The move comes as governments across Europe continue to work on their own green recovery packages.
Reports this week suggested British Chancellor Rishi Sunak is poised to put climate action at the heart of the UK's recovery plan, which is due to be released next month. However, campaigners remain concerned Ministers will 'low ball' their green spending commitments, with fears growing that the government will struggle to seize the opportunity to turbocharge the UK's decarbonisation efforts.
Meanwhile, campaigners are also concerned that despite the focus on climate-related spending, economic rescue and recovery packages could still be used to strengthen the balance sheet of carbon intensive companies.
For example, Greenpeace UK today criticised the Bank of England after it confirmed the identity of the recipients of its Covid Corporate Financing Facility (CCFF). The update reveals UK airlines have received £1.8bn in loans, while a number of oilfield and auto companies also received multi-million pound bailouts.
"Airlines have been given exactly what the Chancellor, the Prime Minister, economists, and the public said they should not be given - billions in cheap and easy loans to keep them polluting, without any commitments to reduce their emissions or even keep their workers on the payroll," said Fiona Nicholls, climate campaigner for Greenpeace UK. "Today we've learned that cruise lines, pesticides and car companies have received similar largesse.

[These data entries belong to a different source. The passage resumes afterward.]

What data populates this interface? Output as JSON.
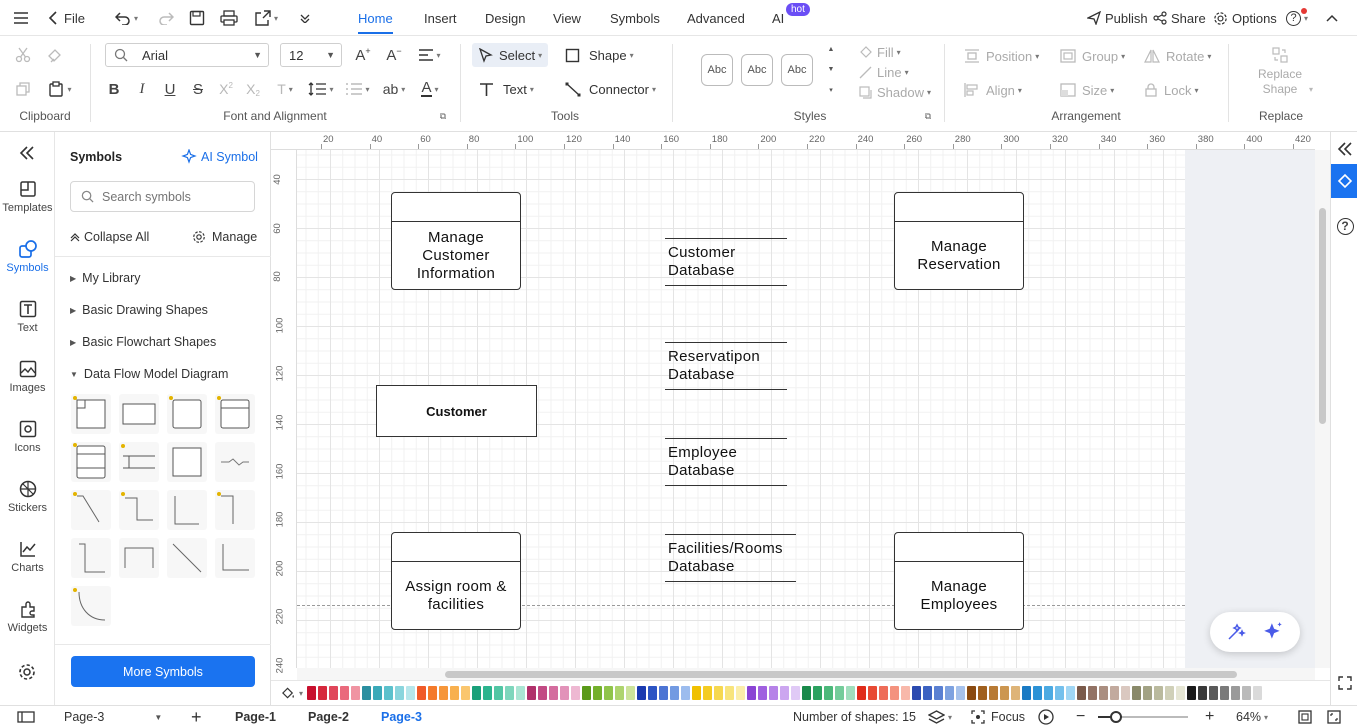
{
  "topbar": {
    "file_label": "File",
    "menu_tabs": [
      "Home",
      "Insert",
      "Design",
      "View",
      "Symbols",
      "Advanced",
      "AI"
    ],
    "hot_badge": "hot",
    "publish": "Publish",
    "share": "Share",
    "options": "Options",
    "help": "?"
  },
  "ribbon": {
    "groups": {
      "clipboard": "Clipboard",
      "font": "Font and Alignment",
      "tools": "Tools",
      "styles": "Styles",
      "arrangement": "Arrangement",
      "replace": "Replace"
    },
    "font_family": "Arial",
    "font_size": "12",
    "select": "Select",
    "shape": "Shape",
    "text": "Text",
    "connector": "Connector",
    "style_samples": [
      "Abc",
      "Abc",
      "Abc"
    ],
    "fill": "Fill",
    "line": "Line",
    "shadow": "Shadow",
    "position": "Position",
    "group": "Group",
    "rotate": "Rotate",
    "align": "Align",
    "size": "Size",
    "lock": "Lock",
    "replace_shape_1": "Replace",
    "replace_shape_2": "Shape"
  },
  "leftnav": {
    "items": [
      "Templates",
      "Symbols",
      "Text",
      "Images",
      "Icons",
      "Stickers",
      "Charts",
      "Widgets"
    ]
  },
  "symbols": {
    "title": "Symbols",
    "ai_symbol": "AI Symbol",
    "search_placeholder": "Search symbols",
    "collapse_all": "Collapse All",
    "manage": "Manage",
    "libraries": [
      "My Library",
      "Basic Drawing Shapes",
      "Basic Flowchart Shapes",
      "Data Flow Model Diagram"
    ],
    "more_symbols": "More Symbols"
  },
  "rulers": {
    "h_ticks": [
      "20",
      "40",
      "60",
      "80",
      "100",
      "120",
      "140",
      "160",
      "180",
      "200",
      "220",
      "240",
      "260",
      "280",
      "300",
      "320",
      "340",
      "360",
      "380",
      "400",
      "420"
    ],
    "v_ticks": [
      "40",
      "60",
      "80",
      "100",
      "120",
      "140",
      "160",
      "180",
      "200",
      "220",
      "240"
    ]
  },
  "diagram": {
    "processes": {
      "manage_customer": "Manage\nCustomer\nInformation",
      "manage_reservation": "Manage\nReservation",
      "assign_room": "Assign room &\nfacilities",
      "manage_employees": "Manage\nEmployees"
    },
    "stores": {
      "customer_db": "Customer\nDatabase",
      "reservation_db": "Reservatipon\nDatabase",
      "employee_db": "Employee\nDatabase",
      "facilities_db": "Facilities/Rooms\nDatabase"
    },
    "entity": "Customer"
  },
  "palette": [
    "#c8102e",
    "#d6283c",
    "#e0465a",
    "#ea6a7c",
    "#f094a2",
    "#2a8fa0",
    "#3aa9b8",
    "#5cc1cc",
    "#8ad5dd",
    "#b6e6eb",
    "#f05a28",
    "#f47a2a",
    "#f6963a",
    "#f8b04e",
    "#fac66e",
    "#1aa07a",
    "#2cb48e",
    "#52c6a4",
    "#7ed6bc",
    "#aae5d3",
    "#b0306a",
    "#c24a84",
    "#d46c9e",
    "#e292b9",
    "#eeb8d2",
    "#5a9a1a",
    "#74b02c",
    "#90c44a",
    "#aed46e",
    "#ccE39a",
    "#1a3ab0",
    "#2c54c4",
    "#4c74d4",
    "#729ae2",
    "#9cbcee",
    "#f0c000",
    "#f4cc22",
    "#f6d850",
    "#f8e47c",
    "#fbeeaa",
    "#8a44d4",
    "#a060e0",
    "#b682e8",
    "#cca6f0",
    "#e0caf6",
    "#1a8a4a",
    "#2ca260",
    "#4cb87a",
    "#74cc9a",
    "#a0debc",
    "#e02c1a",
    "#e84a34",
    "#ee6c58",
    "#f4927e",
    "#f8b8aa",
    "#2a4ab0",
    "#3c62c2",
    "#5a80d2",
    "#7ea2e0",
    "#a6c2ec",
    "#8a4a10",
    "#a0601e",
    "#b87a34",
    "#cc9650",
    "#deb478",
    "#1a7ac4",
    "#2c92d6",
    "#4caae2",
    "#74c0ec",
    "#a0d6f4",
    "#7a5a4a",
    "#927264",
    "#aa8e80",
    "#c2aa9e",
    "#dac8c0",
    "#8a8a6a",
    "#a2a284",
    "#baba9e",
    "#d0d0b8",
    "#e6e6d4",
    "#1a1a1a",
    "#3a3a3a",
    "#5a5a5a",
    "#7a7a7a",
    "#9a9a9a",
    "#bababa",
    "#dadada"
  ],
  "statusbar": {
    "page_select": "Page-3",
    "pages": [
      "Page-1",
      "Page-2",
      "Page-3"
    ],
    "shape_count": "Number of shapes: 15",
    "focus": "Focus",
    "zoom": "64%"
  }
}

We should see a lot more public benefit from all this public money.
"Green groups, politicians, businesses and the public are all calling for a green economic recovery to this crisis. Resuscitating the economy by investing in clean, green industries, energy, transport and homes could create hundreds of thousands of jobs and a fairer more resilient society. The government has made some bold claims about greening the recovery, but over the last two months they have missed endless opportunities to move Britain closer to the low carbon economy we need. The time and money we have left to fix this problem are not limitless, and yet the government is wasting both."
Separately, the European Central Bank (ECB) also faced criticism from green groups this afternoon after its Governing Council failed to explicitly integrate climate considerations into both its 'business as usual' monetary policy and its crisis response.
"The ECB, its President Christine Lagarde, and governors, like François Villeroy De Galhau, are simultaneously acknowledging climate urgency and refusing to act," said Paul Schreiber, campaigner at Reclaim Finance. "This stance is unbearable, we now know that the ECB is not neutral but financing climate change. If the ECB's President claims that by buying a few green bonds of the ECB contributes to the ecological transition, she cannot say that it does not contribute to climate chaos when it massively buys bonds linked to new fossil fuel projects."